Massey appraisal long overdue

An in-depth study of New Zealand's second-longest serving prime minister William Ferguson Massey.

FARMER BILL: William Ferguson Massey & the Reform Party
Bruce Farland
First Edition Publishers, Box 32032, Maungaraki, pbk

Review by Ron Tyrrell

Remembered for his handling of the anarchical industrial strikes of 1912-13, and particularly his "Cossacks", leadership during World War 1, and the postwar failure of many ex-servicemen on land-settlement farms, William Ferguson Massey has not been accorded his due by historians, who are described as "left-wing" by the author of this book.

This in-depth study of New Zealand's second-longest serving prime minister is long overdue.

Massey's life is assessed as politician, party leader and prime minister.

His heritage and rearing in Northern Ireland, including a sound education at school level and family support, had a lasting influence upon him.

From his Irish background he rejected leasehold, as advanced by the Liberal Party, and led a group of oppositionists who became the Reform Party, espousing freehold ownership for farmers, a policy which was extended eventually to include the rising urban classes, who were encouraged to build and own their own homes.

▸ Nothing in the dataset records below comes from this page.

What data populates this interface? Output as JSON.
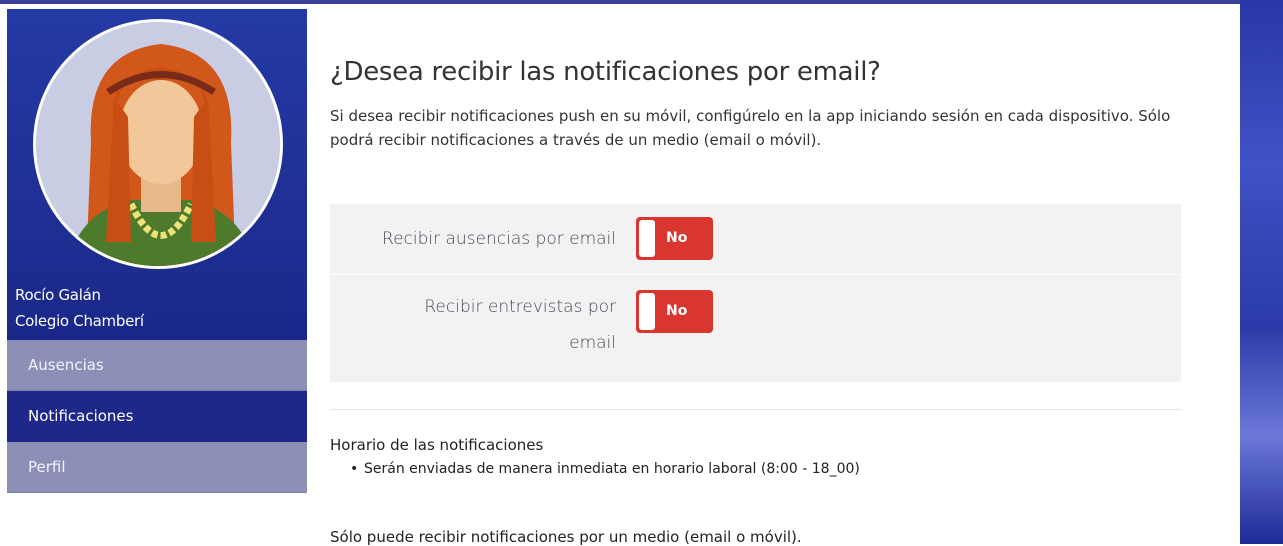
{
  "user": {
    "name": "Rocío Galán",
    "school": "Colegio Chamberí"
  },
  "nav": {
    "items": [
      {
        "label": "Ausencias",
        "active": false
      },
      {
        "label": "Notificaciones",
        "active": true
      },
      {
        "label": "Perfil",
        "active": false
      }
    ]
  },
  "main": {
    "title": "¿Desea recibir las notificaciones por email?",
    "intro": "Si desea recibir notificaciones push en su móvil, configúrelo en la app iniciando sesión en cada dispositivo. Sólo podrá recibir notificaciones a través de un medio (email o móvil).",
    "settings": [
      {
        "label": "Recibir ausencias por email",
        "toggle": "No"
      },
      {
        "label": "Recibir entrevistas por email",
        "toggle": "No"
      }
    ],
    "schedule_title": "Horario de las notificaciones",
    "schedule_items": [
      "Serán enviadas de manera inmediata en horario laboral (8:00 - 18_00)"
    ],
    "footnote": "Sólo puede recibir notificaciones por un medio (email o móvil)."
  },
  "colors": {
    "sidebar_blue": "#1f2f95",
    "nav_active": "#1e2889",
    "nav_inactive": "#8c90b7",
    "toggle_off": "#d9362f"
  }
}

As a Protestant prime minister and Freemason, Massey believed in the British Empire and a partnership with Britain based on his personal belief in a British-Israel (not the present Israel) link harking back to ancient times and justifying the legitimacy of the British monarchy.

He also had assimilated aspects of American populism exemplified in New Zealand by state ownership of transport, communications, a savings bank, and State Fire and Insurance, which Reform extended to encompass co-operative marketing and freight for overseas marketing, including a commandeer of vital commodities during World War 1.

The author reminds us that Massey's administrations, apart from the coalition years, and a term after the war, were minority ones, sustained by the mutual distrust of the two opposition parties for each other.

During the coalition wartime years and after, he made five lengthy trips to Great Britain, each requiring slow sea voyages and a sojourn abroad which left him out of touch with his administration, and the ludicrous situation of Joseph Ward, during the coalition, insisting on accompanying him, leaving Sir James Allen as acting prime minister to communicate by weekly letters and cables.

However, Massey served his country well as an advocate on the Imperial War Cabinet and at the Peace Conferences which followed the war.

One of his many problems was conscription, which raised difficulties with the Roman Catholic Church and some Maori tribes.

Farland asks two important questions: what sort of man was Massey, and what motivated and guided him?

He asserts that Massey was a born leader, one who was honest, steadfast and dominated Parliament, worked hard and expected his colleagues to do likewise, was humane, pragmatic, likeable, gregarious, humorous, intelligent, and with a strong sense of duty.

He was a prime minister of the first rank and one who can be placed alongside Seddon and Savage within the same tradition of pragmatic humanism.

Farmer Bill is, perhaps, an unfortunate title for it suggests some of the qualities the author decries; however, it is a rewarding read, but it will by no means be the last word on this controversial prime minister.

The binding of this volume is unsatisfactory, margins are too narrow, pages have to be held apart to read the edges, and the table of contents requires correct page references.

The separate index of topics is very useful, while unusually the bibliography follows the index instead of preceding it.

- Ron Tyrrell is a Dunedin historian.